Activation of Plant and Animal Calmodulin-Dependent Enzymes by Plant, Animal, Protist, and Fungal Calmodulins

Abstract

The activities of the calmodulin-dependent enzymes, pea seedling NAD kinase, bovine brain cyclic nucleotide phosphodiesterase and human erythroctye Ca2+-ATPase were determined in the presence of varying amounts of calmodulins from bovine brain, human erythrocyte, mung bean seed, sea pansy (a marine coelenterate), mushroom, and Tetrahymena. Pea seedling NAD kinase required 10 to 100-fold lower calmodulin concentration for 50% activation than did bovine brain cyclic nucleotide phosphodiesterase or human erythrocyte Ca2+-ATPase.
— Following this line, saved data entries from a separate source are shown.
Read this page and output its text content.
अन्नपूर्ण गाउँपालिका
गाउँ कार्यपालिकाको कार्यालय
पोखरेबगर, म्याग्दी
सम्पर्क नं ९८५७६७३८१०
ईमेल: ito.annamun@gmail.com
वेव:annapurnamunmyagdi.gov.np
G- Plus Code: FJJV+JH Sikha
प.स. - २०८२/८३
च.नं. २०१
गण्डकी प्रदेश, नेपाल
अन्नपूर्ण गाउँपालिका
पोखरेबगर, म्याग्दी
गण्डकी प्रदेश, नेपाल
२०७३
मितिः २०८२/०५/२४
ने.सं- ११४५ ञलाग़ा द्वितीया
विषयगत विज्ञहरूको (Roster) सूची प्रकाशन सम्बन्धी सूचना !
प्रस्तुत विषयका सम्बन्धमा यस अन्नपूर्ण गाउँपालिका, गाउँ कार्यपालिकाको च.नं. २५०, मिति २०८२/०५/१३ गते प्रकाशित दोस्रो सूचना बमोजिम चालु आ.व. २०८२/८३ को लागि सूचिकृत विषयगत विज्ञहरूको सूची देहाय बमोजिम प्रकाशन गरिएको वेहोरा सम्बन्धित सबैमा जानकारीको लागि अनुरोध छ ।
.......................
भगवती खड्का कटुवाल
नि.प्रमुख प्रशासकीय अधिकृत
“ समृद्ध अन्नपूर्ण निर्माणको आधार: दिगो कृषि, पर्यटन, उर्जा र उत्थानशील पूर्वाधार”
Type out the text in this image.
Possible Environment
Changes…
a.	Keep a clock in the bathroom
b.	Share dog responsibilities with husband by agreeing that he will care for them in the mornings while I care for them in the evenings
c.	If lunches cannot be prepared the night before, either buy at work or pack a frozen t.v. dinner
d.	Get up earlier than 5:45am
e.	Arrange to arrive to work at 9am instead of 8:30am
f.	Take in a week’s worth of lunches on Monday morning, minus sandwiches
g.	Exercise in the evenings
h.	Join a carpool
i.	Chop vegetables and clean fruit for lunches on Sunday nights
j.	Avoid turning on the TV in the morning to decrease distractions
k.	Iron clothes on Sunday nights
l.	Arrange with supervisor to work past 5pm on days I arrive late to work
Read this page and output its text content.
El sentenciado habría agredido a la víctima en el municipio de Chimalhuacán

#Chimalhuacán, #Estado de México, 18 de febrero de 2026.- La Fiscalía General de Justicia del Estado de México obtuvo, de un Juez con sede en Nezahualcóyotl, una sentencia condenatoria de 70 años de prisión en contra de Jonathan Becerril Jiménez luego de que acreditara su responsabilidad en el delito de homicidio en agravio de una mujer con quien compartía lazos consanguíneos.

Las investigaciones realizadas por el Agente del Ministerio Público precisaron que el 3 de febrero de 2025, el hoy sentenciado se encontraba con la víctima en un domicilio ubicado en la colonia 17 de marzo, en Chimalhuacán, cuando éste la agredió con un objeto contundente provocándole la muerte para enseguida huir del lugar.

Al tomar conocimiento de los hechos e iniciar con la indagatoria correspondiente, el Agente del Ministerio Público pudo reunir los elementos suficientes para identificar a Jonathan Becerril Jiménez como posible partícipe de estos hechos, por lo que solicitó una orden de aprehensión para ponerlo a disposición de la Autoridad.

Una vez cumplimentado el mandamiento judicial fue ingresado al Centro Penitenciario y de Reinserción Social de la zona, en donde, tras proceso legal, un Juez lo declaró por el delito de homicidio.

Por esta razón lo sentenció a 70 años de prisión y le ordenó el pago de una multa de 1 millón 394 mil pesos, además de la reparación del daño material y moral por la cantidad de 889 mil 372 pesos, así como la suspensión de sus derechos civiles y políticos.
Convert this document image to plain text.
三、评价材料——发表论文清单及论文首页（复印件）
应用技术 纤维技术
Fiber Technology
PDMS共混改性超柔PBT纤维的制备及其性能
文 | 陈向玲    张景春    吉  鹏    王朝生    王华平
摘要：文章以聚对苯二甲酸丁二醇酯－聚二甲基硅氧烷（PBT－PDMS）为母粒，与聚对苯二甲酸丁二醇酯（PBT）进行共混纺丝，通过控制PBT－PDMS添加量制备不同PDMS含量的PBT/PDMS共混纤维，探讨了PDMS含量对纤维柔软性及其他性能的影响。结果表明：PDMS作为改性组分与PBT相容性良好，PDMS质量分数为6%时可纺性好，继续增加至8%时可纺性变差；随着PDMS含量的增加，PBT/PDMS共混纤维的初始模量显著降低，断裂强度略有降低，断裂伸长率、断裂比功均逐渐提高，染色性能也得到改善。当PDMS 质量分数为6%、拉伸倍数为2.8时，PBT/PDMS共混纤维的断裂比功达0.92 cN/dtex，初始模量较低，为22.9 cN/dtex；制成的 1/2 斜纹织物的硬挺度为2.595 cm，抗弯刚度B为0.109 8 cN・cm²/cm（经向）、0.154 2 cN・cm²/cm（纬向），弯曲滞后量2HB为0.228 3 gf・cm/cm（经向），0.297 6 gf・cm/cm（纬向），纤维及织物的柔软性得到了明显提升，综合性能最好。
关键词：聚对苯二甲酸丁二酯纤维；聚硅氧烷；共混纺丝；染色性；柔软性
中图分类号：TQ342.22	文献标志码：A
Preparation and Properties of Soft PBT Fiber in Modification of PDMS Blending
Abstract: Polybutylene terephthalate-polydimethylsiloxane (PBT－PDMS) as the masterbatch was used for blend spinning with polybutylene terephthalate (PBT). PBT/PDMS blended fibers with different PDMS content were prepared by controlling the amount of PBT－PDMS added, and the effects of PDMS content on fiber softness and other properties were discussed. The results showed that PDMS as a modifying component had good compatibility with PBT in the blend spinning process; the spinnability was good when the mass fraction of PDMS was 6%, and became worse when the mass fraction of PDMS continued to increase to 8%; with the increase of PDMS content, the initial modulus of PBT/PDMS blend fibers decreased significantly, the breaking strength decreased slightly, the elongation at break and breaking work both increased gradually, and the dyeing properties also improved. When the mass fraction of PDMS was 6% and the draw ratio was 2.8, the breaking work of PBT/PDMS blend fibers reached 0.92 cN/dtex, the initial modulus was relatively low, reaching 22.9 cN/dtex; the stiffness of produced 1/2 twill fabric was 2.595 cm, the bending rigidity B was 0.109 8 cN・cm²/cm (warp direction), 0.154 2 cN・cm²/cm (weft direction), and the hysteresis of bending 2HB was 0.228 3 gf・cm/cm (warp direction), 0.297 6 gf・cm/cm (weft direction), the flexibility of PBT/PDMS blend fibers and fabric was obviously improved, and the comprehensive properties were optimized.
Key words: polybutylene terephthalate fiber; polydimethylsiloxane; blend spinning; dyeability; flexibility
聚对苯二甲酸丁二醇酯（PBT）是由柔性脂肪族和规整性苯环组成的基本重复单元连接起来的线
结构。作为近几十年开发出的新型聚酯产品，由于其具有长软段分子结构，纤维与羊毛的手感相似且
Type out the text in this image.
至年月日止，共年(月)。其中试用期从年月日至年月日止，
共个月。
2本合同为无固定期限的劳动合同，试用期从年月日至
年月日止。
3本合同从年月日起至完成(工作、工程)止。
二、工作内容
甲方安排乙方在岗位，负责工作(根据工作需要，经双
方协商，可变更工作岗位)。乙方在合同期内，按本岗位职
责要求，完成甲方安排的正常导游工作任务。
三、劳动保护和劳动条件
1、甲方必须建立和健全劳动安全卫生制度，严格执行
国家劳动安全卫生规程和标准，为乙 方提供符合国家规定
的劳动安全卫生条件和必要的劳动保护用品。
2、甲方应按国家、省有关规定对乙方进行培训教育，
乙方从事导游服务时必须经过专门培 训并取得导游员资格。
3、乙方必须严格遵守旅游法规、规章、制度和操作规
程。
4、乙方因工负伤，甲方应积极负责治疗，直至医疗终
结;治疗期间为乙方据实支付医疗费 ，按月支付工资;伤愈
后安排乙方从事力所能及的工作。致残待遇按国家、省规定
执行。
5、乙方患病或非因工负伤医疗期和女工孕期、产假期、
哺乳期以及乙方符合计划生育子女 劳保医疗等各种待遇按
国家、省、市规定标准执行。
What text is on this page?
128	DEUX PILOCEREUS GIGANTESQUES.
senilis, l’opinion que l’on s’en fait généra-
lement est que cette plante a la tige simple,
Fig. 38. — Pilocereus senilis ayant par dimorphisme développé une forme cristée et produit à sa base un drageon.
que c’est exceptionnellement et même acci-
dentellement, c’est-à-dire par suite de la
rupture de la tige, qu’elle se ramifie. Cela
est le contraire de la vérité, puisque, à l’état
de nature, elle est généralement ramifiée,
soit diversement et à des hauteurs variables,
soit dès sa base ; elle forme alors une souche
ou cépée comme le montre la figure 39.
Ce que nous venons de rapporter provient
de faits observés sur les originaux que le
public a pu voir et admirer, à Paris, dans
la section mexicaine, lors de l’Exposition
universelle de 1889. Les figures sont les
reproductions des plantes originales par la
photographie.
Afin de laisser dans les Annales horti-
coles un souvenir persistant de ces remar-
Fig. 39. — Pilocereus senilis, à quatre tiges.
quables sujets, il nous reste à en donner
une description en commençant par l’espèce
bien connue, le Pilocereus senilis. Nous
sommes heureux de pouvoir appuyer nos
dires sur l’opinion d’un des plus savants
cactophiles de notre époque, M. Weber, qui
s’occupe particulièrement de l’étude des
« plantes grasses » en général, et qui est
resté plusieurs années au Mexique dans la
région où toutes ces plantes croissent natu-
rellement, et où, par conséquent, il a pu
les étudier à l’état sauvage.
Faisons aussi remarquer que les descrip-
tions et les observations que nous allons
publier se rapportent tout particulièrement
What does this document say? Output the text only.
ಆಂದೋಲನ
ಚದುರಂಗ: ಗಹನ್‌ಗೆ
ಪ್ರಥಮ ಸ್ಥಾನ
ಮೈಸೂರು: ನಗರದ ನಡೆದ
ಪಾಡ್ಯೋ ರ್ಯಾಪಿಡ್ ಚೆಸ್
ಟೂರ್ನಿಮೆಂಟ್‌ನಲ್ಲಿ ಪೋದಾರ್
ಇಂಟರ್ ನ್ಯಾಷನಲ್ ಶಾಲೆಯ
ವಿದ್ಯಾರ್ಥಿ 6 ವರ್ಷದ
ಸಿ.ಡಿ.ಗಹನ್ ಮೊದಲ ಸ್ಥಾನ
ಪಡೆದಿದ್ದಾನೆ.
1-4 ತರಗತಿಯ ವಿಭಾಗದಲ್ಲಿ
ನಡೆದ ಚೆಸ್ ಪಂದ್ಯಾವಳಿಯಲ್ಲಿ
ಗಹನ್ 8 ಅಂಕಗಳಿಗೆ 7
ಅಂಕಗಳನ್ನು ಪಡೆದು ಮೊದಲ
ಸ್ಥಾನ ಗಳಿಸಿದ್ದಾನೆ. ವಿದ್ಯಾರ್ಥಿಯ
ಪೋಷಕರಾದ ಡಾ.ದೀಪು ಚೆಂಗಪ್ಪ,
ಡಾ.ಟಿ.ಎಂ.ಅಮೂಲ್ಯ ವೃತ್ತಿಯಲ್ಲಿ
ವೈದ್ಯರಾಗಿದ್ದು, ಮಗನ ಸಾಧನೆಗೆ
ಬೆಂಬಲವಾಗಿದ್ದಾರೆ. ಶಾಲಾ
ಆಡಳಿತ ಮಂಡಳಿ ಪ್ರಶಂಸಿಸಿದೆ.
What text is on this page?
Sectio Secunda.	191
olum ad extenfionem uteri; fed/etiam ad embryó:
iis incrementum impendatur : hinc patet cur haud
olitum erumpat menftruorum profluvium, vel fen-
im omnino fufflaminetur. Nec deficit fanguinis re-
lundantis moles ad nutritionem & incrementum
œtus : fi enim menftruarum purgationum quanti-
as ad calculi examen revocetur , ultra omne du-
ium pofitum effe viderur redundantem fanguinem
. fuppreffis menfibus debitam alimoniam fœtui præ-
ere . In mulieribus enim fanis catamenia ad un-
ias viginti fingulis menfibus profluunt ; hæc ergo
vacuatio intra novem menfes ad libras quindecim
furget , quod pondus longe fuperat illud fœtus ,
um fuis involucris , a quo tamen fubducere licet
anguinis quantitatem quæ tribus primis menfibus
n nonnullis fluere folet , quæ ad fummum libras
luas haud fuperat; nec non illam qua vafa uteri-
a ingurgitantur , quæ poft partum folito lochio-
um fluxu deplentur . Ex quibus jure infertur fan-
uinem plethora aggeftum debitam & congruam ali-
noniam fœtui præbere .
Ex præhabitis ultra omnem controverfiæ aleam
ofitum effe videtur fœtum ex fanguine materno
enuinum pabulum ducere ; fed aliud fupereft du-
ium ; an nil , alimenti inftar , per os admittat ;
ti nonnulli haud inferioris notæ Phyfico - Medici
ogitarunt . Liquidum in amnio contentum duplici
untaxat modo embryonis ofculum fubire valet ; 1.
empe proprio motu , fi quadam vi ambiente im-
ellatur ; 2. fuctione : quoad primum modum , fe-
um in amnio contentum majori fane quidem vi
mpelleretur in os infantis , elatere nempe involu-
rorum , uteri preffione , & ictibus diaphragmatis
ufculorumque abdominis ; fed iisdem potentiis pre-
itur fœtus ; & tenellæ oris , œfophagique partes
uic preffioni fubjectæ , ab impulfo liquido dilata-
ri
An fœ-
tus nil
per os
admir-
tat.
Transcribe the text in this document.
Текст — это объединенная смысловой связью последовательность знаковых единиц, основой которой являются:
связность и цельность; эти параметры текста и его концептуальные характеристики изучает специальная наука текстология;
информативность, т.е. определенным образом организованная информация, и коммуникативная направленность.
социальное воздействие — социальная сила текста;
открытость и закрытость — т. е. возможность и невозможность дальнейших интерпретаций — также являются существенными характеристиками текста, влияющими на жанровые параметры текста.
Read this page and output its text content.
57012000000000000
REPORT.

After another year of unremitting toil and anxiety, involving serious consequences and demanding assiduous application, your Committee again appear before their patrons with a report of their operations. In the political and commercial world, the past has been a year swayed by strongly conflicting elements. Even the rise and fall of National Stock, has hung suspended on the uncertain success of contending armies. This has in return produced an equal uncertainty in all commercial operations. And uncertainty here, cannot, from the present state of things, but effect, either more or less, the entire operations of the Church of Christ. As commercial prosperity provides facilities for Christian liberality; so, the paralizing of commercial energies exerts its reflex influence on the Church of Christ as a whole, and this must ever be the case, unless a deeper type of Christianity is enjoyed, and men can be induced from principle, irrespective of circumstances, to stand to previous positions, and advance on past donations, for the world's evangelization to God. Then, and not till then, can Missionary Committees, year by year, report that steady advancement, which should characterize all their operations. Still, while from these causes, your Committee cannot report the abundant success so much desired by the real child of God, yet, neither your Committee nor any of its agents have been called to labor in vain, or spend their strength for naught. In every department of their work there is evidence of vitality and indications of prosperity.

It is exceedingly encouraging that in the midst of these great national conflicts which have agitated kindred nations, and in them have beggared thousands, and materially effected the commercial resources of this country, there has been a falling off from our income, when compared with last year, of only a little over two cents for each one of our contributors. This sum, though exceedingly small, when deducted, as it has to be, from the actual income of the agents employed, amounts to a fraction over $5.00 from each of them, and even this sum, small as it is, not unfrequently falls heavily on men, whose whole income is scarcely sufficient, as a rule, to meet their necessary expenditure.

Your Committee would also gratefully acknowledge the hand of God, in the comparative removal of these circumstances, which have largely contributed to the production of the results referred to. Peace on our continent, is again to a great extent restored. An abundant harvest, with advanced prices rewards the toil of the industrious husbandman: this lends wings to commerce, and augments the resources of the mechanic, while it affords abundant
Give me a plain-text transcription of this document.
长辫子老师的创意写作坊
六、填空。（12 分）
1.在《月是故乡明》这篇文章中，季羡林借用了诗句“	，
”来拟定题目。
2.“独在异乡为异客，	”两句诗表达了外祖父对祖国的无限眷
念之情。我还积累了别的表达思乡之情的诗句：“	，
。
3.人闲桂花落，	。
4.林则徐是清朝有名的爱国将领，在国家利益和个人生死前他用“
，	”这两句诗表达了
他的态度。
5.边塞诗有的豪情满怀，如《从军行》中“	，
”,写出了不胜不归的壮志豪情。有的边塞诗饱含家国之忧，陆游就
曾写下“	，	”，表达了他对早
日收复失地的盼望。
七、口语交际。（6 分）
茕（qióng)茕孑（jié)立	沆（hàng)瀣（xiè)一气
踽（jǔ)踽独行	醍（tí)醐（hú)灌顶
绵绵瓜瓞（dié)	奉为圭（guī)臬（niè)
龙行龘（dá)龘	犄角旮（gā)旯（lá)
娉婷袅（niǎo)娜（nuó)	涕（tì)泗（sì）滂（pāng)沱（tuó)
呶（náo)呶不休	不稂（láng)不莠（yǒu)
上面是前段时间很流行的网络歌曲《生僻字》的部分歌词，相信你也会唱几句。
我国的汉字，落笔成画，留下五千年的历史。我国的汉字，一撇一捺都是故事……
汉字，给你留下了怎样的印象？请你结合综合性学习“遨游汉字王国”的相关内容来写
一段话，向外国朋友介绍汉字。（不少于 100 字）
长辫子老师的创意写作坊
The activation of phosphodiesterase and Ca2+-ATPase by all calmodulins tested was cooperative with Hill coefficients ranging from 1.3 to 2.0. The activation of NAD kinase by mushroom, Tetrahymena, sea pansy, bovine brain, and human erythrocyte calmodulin was not cooperative (Hill coefficients = 1.0) whereas activation of this enzyme by mung bean calmodulin was cooperative (Hill coefficient 1.3). The order of potency of the six calmodulins differed for each of the three enzymes. For Ca2+-ATPase the order of potency was erythrocyte > brain = sea pansy = mung bean = mushroom = Tetrahymena. For phosphodiesterase the order was erythrocyte = brain > mung bean = sea pansy > Tetrahymena > mushroom. For NAD kinase the order was Tetrahymena > mung bean > erythrocyte > brain = sea pansy = mushroom. These data show that calmodulin-dependent enzymes recognize different features of calcium-calmodulin complexes.